I wish that balance existed and maybe it does in people. I can only speak to my experience. Abuse survivor, ex-military, Metis struggling with ptsd, depression and anxiety. The thing is, is that it sounds bad, difficult and hard and I guess it is but be it black wolves or black flags which I have fought with, fought under, nurtured, suckled and fed to a point where I knew no other way to be. Black wolves and Flags are powerful, they allowed me to disavow my humanity in a cauldron of rage, hate, violence and destruction. When my soul was nearly eaten, my energy gone, I used booze and drugs to continue to stoke the furnace. I was morally insane but no one ever hurt me as much as I could hurt myself and THAT, for me, was power. The thing is, is that I had no understanding of white flags or wolves. No concept at all until I got help, discovered that surrender was NOT capitulation or weak or feeble. I learned to love, to forgive, to breathe but it came through feeding the white wolf from the black wolf's energy and experience which leaves me still in a gray wolf's guise. Sometimes confused, sometimes craving peace and stillness and sometimes calling on that dark energy that left unchecked is soul destroying. It worries me, it's a constant fight and there is no easy way to feed both wolves from different hands. In the end, for me, it's how I choose to interpret my world and my energy. The white wolf still feels like a stranger, awkward and off putting and uncomfortable but the choice to chase after it is mine, how I define the wolves are mine and I rise and fall with these tides. There's hope, beauty, grace, truth and wisdom but I need that mirror to truly understand the nature of the beasts that fight an unending war inside me. I guess I keep trying to strike a balance see them both for what they are at the core which for me, is the bedrock of my humanity and the acceptance of love, light, midnight and anarchy.
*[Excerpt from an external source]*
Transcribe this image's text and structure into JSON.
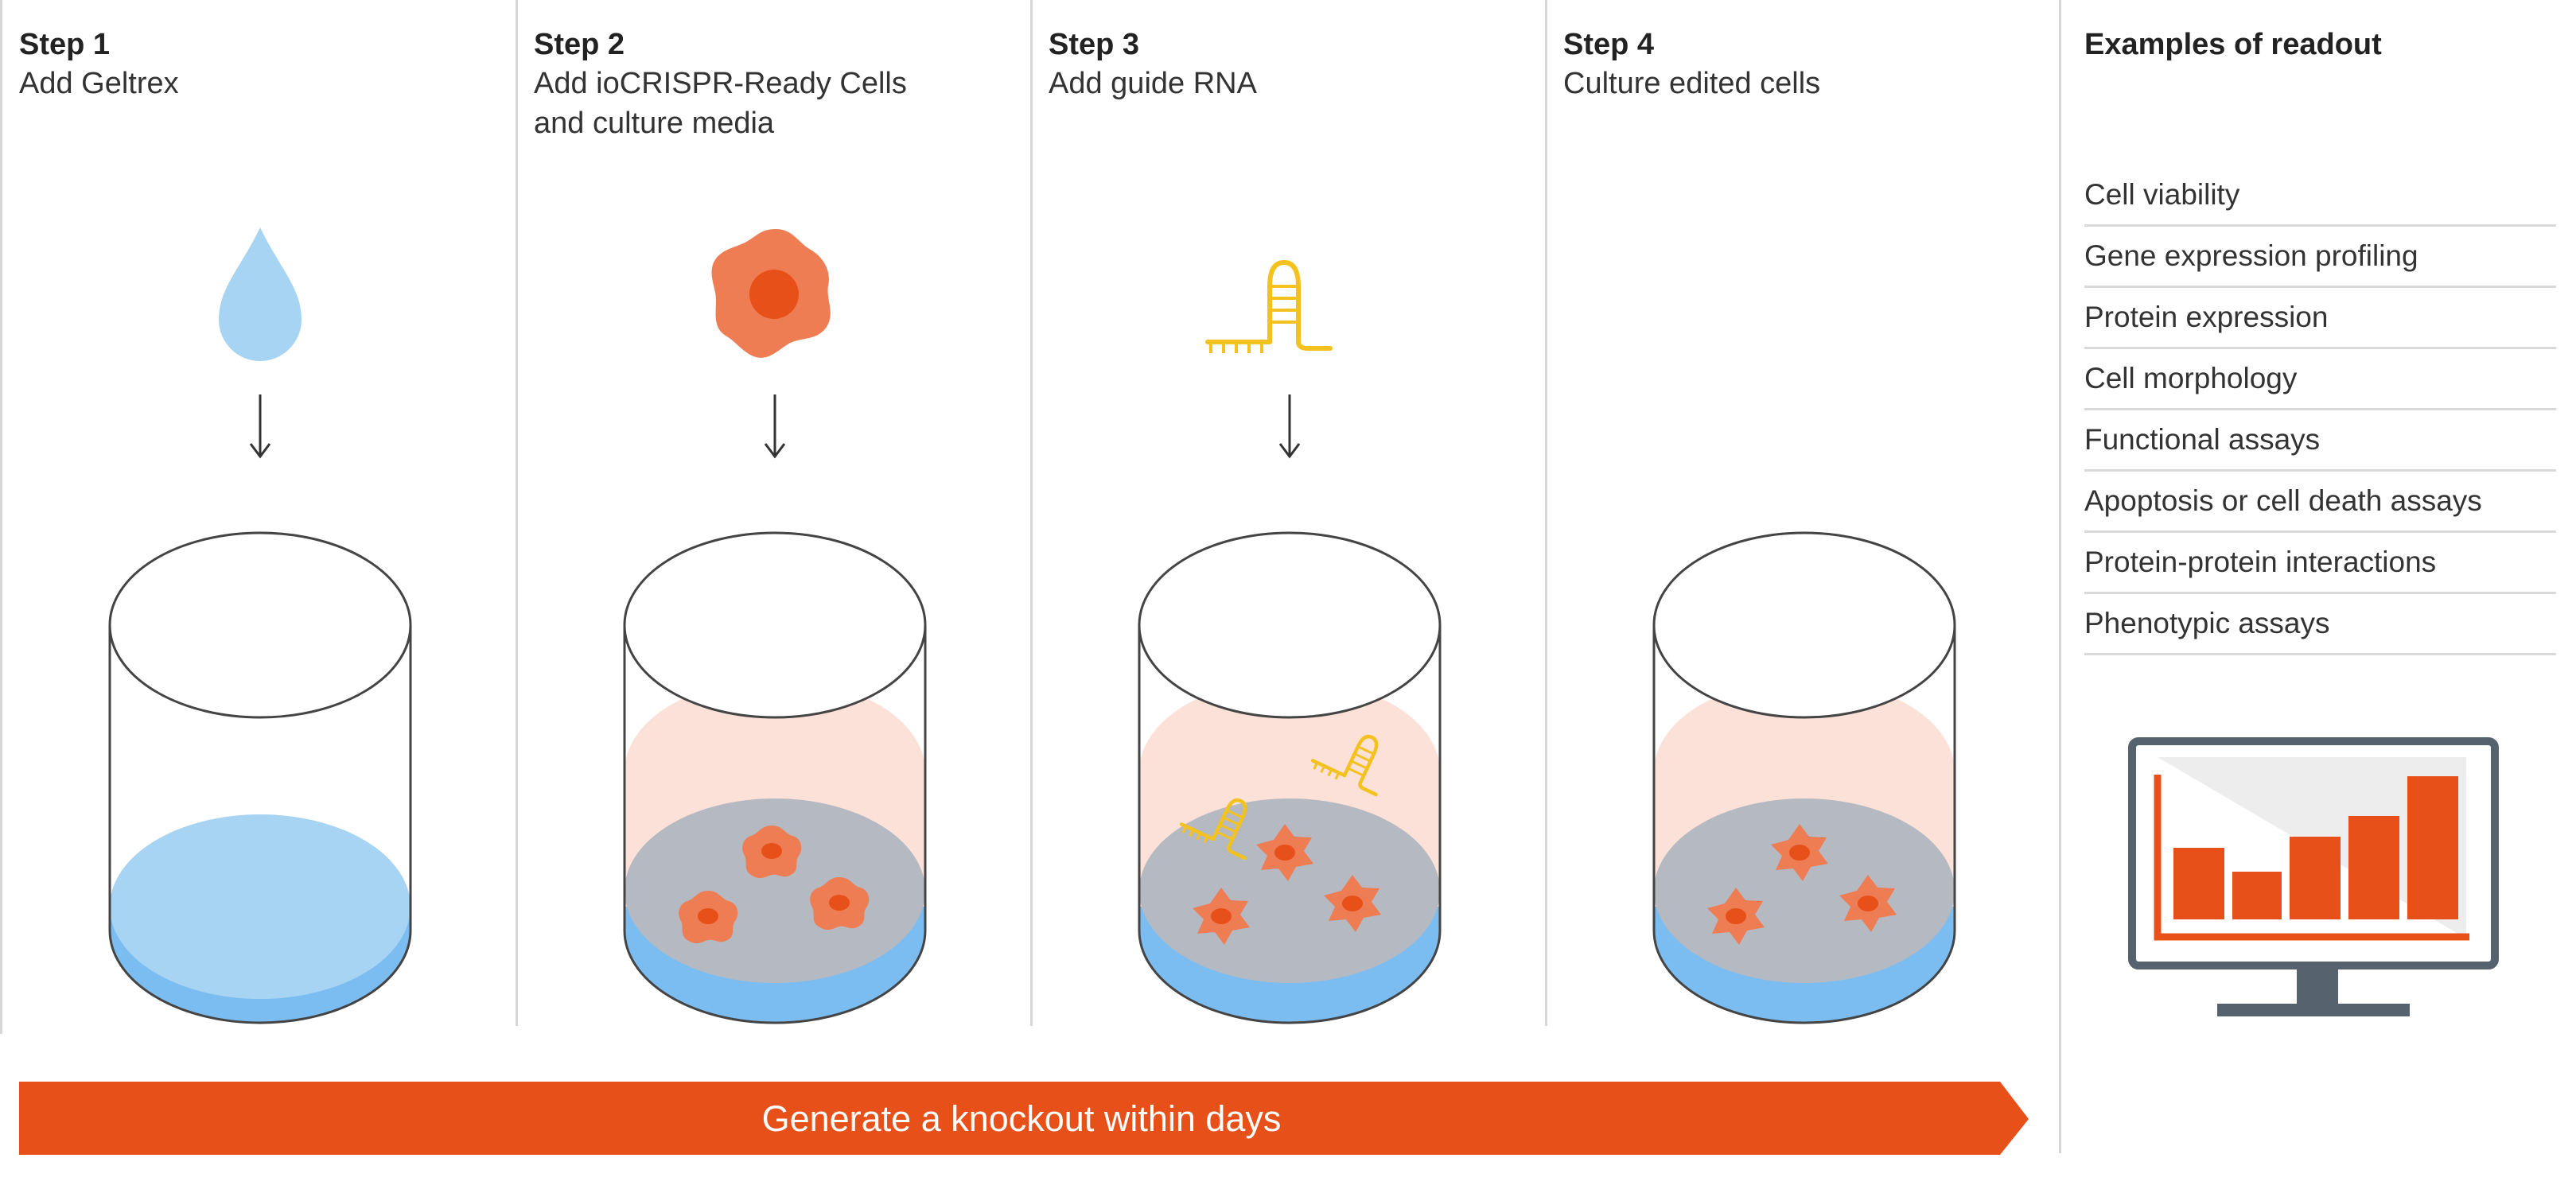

On Apr 1, 2019Shawn Pearson wrote :
The balance you seek seems to be the very reason we exist. Judging by your words, while you have certainly struggled, you have managed more balance than it seems that you give yourself credit for.
On Mar 1, 2020Danny Killman wrote :
I think that is a pretty good way to say it & tell it Adam.
Hang in their Brother & keep on keeping on.
That is all we can do.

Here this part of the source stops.